In den Zügen und an Bahnhöfen in Baden-Württemberg hat die Zahl der Straftaten in den vergangenen Monaten zugenommen. So gab es in den Zügen im ersten Halbjahr 2018 insgesamt 7713 Delikte - darunter Sachbeschädigungen, Körperverletzungen und Diebstähle. Das ist im Vergleich zum zweiten Halbjahr 2017, als 6716 Fälle gemeldet wurden, eine Steigerung um knapp 15 Prozent. Dies erklärte die für den Südwesten zuständige Bundespolizeidirektion Stuttgart.

Gewerkschaft beklagt niedrige Hemmschwelle

Die Eisenbahn- und Verkehrsgewerkschaft EVG, die bundesweit über 195.000 Mitglieder hat, zeigt sich besorgt über diese Entwicklung – vor allem mit Blick auf Zugbegleiter und Lokführer. „Das Aggressionspotenzial hat zugenommen, die Hemmschwelle nimmt immer mehr ab.

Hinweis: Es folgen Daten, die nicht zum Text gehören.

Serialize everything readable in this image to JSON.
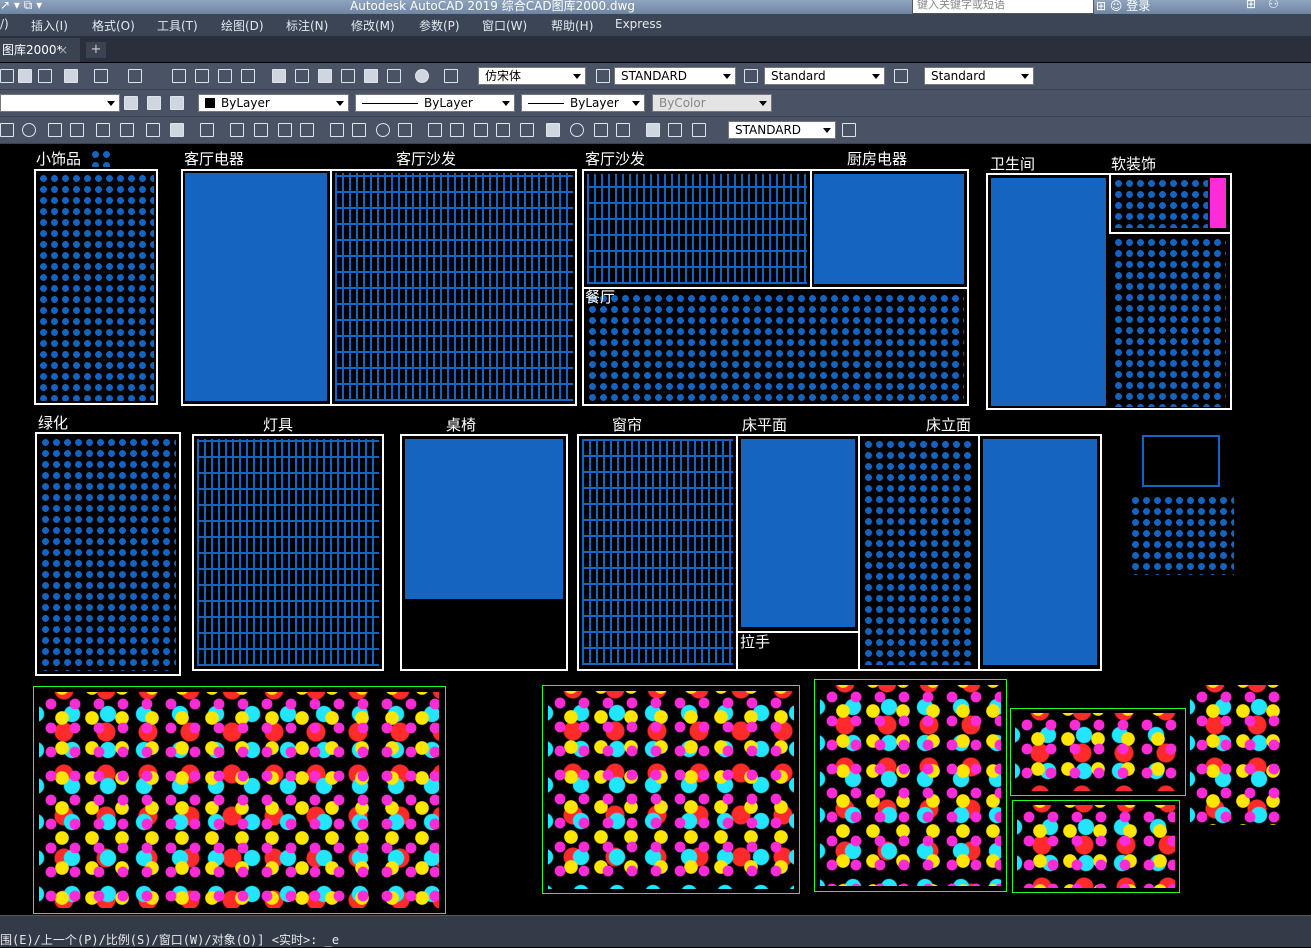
{
  "title_bar": {
    "title": "Autodesk AutoCAD 2019    综合CAD图库2000.dwg",
    "search_placeholder": "键入关键字或短语",
    "sign_in": "登录"
  },
  "menu": [
    "插入(I)",
    "格式(O)",
    "工具(T)",
    "绘图(D)",
    "标注(N)",
    "修改(M)",
    "参数(P)",
    "窗口(W)",
    "帮助(H)",
    "Express"
  ],
  "menu_partial_first": "/)",
  "tab": {
    "label": "图库2000*",
    "add": "+"
  },
  "toolbar": {
    "text_font": "仿宋体",
    "dim_style": "STANDARD",
    "table_style": "Standard",
    "multileader_style": "Standard",
    "layer": "",
    "color": "ByLayer",
    "linetype": "ByLayer",
    "lineweight": "ByLayer",
    "plotstyle": "ByColor",
    "dim_style2": "STANDARD"
  },
  "drawing": {
    "labels": {
      "decor": "小饰品",
      "appliances": "客厅电器",
      "sofa1": "客厅沙发",
      "sofa2": "客厅沙发",
      "kitchen": "厨房电器",
      "dining": "餐厅",
      "bathroom": "卫生间",
      "soft": "软装饰",
      "plants": "绿化",
      "lamps": "灯具",
      "tables_chairs": "桌椅",
      "curtains": "窗帘",
      "bed_plan": "床平面",
      "bed_elev": "床立面",
      "handle": "拉手"
    },
    "colors": {
      "block_blue": "#1565c0",
      "frame_white": "#ffffff",
      "frame_green": "#22ff22"
    }
  },
  "command_line": {
    "text": "围(E)/上一个(P)/比例(S)/窗口(W)/对象(O)] <实时>: _e"
  }
}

Kommt ein Zug zu spät oder ist ein Gast mit dem Service unzufrieden, werden Zugbegleiter oder Lokführer schon mal schnell mit Bier oder Kaffee begossen. Das kommt übrigens genauso in der ersten Klasse vor“, sagt EVG-Sprecher Uwe Reitz.

Polizei: Häufige Straftaten auch an Bahnhöfen

Das Problem sei, dass die Vorgesetzten die Meldungen des Personals oft nicht ernst nehmen würden. „Sie wollen keinen Ärger haben. Daher ist davon auszugehen, dass viele Delikte nicht gemeldet werden“, so Reitz. Er verweist auf eine Hotline für Bahnmitarbeiter, die Opfer von Gewalttaten wurden. „Hier können sich Betroffene über das weitere Vorgehen beraten lassen. Das Angebot wird gut angenommen.“

Laut Bundespolizei kommt es nicht nur in Zügen, sondern auch an Bahnhöfen im Südwesten immer häufiger zu Straftaten. So gab es hier im ersten Halbjahr 2018 insgesamt 8252 Delikte. Im zweiten Halbjahr 2017 waren es noch 7594, also knapp neun Prozent weniger. Zwischen Januar und Juni 2017 gab es 7811 Fälle.

Gewerkschaft fordert mehr Sicherheitspersonal in Zügen

Unter den Delikten kommt es in den Bahnhöfen am häufigsten zu Sachbeschädigungen. Alleine für den Zeitraum von Januar bis Juni 2018 meldet die Bundespolizei 2384 Fälle – knapp 900 mehr als im zweiten Halbjahr 2017. Die Verstöße gegen das Aufenthaltsgesetz sind zwar rückläufig, machen aber mit zuletzt 1859 Verstößen immer noch einen erheblichen Anteil aus. Etwas zurückgegangen in Bahnhöfen ist auch die Zahl der Körperverletzungen mit 639 Fällen (zweites Halbjahr 2017: 701) und der Diebstähle mit 987 Delikten (zweites Halbjahr 2017: 1007).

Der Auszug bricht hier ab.